1. Significantly more children and their families will be empowered to live free from the toxic stress of poverty.
They will have better life outcomes, and be better able to contribute to society. The research is clear that giving families enough money is the most effective way to create positive outcomes.[ii]
The Government would be much more likely to meet its child poverty reduction targets and meet them on schedule, including reducing material hardship; and child poverty would also measurably reduce on a range of other indicators (Recommendations 2 & 4 above) and be “future-proofed” – there would be some guarantees against erosion (Recommendation 3 above).
2. New Zealand would no longer be shirking its responsibilities under the UN Convention of the Rights of the Child via the IWTC.
Folding the IWTC into the Family Tax Credit (Recommendation 2 above) would remove the current discrimination against children, and would put the best interests of the child at the heart of the state’s key income assistance programme for children.
3. It is likely that more families could choose to enter paid work.
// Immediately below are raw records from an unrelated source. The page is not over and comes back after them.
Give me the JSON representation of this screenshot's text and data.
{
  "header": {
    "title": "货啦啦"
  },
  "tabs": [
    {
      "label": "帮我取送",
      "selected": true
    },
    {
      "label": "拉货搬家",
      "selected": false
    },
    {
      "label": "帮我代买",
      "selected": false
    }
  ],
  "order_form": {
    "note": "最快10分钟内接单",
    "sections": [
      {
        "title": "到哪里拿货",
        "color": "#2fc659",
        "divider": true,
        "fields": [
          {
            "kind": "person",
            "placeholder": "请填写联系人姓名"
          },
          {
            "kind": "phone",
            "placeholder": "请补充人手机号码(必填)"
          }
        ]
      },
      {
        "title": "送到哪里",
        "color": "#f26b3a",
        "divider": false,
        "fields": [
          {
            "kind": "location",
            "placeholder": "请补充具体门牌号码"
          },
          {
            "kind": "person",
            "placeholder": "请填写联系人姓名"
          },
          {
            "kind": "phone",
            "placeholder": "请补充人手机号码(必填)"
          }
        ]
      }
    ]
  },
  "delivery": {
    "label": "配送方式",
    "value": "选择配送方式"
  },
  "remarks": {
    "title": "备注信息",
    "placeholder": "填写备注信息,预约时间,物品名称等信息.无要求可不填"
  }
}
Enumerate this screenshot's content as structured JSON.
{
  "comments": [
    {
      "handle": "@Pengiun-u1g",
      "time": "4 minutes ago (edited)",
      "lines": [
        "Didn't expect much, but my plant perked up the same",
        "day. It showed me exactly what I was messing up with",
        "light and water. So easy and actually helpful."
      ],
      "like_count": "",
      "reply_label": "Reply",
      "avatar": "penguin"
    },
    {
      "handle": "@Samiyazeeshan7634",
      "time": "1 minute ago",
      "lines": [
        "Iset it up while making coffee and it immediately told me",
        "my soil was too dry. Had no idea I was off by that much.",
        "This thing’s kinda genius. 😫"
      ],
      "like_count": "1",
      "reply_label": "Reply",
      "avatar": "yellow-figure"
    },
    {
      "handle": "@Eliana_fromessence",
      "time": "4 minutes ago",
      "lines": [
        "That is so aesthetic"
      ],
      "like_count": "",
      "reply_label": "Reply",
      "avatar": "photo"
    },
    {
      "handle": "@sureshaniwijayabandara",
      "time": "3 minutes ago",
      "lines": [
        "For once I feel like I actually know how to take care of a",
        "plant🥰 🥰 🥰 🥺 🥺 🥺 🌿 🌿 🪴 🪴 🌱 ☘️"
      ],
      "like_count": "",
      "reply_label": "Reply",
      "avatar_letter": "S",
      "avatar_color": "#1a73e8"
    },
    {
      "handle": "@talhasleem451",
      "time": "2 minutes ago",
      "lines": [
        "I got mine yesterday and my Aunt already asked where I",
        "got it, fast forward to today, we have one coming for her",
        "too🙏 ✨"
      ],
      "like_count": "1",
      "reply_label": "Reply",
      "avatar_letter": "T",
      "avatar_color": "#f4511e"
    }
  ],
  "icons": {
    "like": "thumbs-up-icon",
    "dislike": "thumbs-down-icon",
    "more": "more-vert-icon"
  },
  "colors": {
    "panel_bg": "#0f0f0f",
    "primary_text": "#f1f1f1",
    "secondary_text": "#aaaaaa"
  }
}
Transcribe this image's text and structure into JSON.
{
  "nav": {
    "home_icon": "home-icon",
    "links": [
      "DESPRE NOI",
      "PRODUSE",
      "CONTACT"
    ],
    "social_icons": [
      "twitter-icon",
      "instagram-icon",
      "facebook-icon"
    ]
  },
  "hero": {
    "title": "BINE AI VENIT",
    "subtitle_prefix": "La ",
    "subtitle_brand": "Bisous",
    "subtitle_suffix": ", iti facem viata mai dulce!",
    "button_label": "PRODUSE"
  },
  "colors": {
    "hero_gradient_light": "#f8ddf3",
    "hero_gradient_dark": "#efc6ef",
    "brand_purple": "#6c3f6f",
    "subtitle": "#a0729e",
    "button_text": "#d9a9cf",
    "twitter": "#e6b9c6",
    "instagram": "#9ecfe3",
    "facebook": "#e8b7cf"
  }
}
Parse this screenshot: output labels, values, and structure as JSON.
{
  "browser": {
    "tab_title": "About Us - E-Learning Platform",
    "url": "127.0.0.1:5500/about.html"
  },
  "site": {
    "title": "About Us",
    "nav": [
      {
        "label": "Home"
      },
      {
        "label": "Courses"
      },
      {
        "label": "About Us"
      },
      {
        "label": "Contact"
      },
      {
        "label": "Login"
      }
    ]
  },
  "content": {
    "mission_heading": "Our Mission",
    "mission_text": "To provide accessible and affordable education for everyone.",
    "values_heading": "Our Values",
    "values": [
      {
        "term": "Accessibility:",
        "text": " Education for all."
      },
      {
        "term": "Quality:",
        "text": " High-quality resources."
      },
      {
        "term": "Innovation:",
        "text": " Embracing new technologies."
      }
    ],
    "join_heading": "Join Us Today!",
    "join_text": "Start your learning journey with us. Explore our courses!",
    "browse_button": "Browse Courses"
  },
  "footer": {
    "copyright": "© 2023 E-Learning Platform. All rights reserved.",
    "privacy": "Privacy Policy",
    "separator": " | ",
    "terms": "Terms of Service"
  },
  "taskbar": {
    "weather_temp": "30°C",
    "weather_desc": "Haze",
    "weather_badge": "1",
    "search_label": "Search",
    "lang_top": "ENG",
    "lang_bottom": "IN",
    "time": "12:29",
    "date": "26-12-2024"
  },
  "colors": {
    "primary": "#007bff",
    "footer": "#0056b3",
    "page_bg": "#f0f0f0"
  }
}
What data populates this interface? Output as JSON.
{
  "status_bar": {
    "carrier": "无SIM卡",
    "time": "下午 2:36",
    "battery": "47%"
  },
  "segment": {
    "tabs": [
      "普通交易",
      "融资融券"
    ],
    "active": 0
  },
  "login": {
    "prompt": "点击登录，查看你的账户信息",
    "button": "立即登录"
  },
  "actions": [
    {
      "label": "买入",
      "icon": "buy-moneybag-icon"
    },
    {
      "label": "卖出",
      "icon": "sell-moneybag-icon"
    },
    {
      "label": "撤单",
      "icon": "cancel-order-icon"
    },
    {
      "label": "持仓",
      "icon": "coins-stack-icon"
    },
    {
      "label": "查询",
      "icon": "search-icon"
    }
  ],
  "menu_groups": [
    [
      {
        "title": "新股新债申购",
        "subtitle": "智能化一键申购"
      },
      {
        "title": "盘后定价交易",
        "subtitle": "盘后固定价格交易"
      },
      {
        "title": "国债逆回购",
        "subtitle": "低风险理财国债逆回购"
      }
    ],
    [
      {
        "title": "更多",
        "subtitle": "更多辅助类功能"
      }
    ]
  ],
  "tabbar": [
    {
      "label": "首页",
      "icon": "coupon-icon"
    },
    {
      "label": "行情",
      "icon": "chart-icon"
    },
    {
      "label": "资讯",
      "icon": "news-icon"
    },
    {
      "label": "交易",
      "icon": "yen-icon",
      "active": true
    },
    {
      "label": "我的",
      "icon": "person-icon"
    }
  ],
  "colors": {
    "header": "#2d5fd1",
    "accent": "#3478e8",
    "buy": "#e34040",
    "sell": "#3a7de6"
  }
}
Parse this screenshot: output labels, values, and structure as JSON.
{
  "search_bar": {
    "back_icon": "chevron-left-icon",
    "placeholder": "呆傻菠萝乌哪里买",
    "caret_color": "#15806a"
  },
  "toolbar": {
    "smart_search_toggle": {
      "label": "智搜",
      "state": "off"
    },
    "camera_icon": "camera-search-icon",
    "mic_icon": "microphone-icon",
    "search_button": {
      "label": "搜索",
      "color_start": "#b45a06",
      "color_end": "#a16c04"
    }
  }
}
Removing some of the costs and barriers of going into paid work (Recommendation 4 above) would enable more caregivers to go into paid work, if their circumstances and caring duties allow.[iii]
Fixing income assistance for low-income children is an essential step:
· for New Zealand to meet its targets for UN Sustainable Development Goal 1: “End poverty in all its forms everywhere”
· for New Zealand to meet its obligations under the UN Convention of the Rights of the Child
· towards the national vision “that New Zealand be the best place in the world for children and young people”.